This is a small image Scraper project using Django rest Framework.
git clone https://github.com/aninda052/image_scraping.git
cd image_scraping
You can run the project 2 way
virtualenv -p python3 venv
source venv/bin/activate
pip install -r requirements.txt
python manage.py runserver 8000
This project scrape image using background task. So after installing
required parameter and running the project using runserver
comment, you also need to start worker instance for background task to work properly.
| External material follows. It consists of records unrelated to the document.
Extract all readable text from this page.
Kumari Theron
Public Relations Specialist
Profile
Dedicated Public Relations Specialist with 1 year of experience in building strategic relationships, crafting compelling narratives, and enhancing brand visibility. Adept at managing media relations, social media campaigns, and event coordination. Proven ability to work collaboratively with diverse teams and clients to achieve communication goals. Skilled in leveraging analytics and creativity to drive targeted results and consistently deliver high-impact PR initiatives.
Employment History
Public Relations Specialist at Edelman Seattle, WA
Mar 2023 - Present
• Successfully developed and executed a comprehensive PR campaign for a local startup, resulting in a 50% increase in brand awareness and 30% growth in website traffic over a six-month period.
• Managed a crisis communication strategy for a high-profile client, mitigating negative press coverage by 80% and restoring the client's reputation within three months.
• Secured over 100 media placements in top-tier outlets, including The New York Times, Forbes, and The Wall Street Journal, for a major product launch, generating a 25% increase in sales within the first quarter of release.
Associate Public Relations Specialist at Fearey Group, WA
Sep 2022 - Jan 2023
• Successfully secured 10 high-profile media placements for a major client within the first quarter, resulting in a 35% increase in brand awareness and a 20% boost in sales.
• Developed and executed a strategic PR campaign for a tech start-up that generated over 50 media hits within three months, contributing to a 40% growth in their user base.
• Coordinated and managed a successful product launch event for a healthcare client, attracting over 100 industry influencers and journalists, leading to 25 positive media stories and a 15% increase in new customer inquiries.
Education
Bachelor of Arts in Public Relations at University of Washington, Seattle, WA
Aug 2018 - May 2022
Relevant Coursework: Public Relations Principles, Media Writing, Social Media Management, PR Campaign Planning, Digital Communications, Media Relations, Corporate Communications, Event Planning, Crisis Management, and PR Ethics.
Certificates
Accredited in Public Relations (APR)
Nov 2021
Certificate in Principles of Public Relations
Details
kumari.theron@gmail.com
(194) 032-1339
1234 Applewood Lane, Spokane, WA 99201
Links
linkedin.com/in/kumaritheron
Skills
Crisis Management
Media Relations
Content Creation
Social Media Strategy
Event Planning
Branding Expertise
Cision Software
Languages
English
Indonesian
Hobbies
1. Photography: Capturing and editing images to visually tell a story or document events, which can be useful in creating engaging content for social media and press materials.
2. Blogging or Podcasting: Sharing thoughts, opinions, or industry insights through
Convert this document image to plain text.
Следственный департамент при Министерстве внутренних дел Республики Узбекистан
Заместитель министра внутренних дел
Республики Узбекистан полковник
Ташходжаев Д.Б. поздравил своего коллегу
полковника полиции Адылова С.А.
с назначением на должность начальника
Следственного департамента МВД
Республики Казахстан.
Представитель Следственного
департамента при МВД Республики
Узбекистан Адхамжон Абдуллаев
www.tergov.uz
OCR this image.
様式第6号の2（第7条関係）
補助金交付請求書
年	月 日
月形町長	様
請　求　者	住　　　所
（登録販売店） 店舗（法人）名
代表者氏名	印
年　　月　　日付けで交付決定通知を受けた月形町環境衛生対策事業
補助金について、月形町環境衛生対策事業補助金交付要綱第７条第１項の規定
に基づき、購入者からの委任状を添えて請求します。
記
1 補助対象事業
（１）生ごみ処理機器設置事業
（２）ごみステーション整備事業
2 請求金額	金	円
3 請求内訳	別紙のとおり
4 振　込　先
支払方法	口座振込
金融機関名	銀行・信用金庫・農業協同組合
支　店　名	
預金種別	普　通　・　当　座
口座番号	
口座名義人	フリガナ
python manage.py process_tasks
To run the project using docker-compose
; docker
and docker-compose
must be installed on your system.
For installation instructions refer to the Docker docs.
After you install docker
and docker-compose
properly, run -
docker-compose up --build
If everything went well, go to http://127.0.0.1:8000
and paste any url from where you want to scrape images.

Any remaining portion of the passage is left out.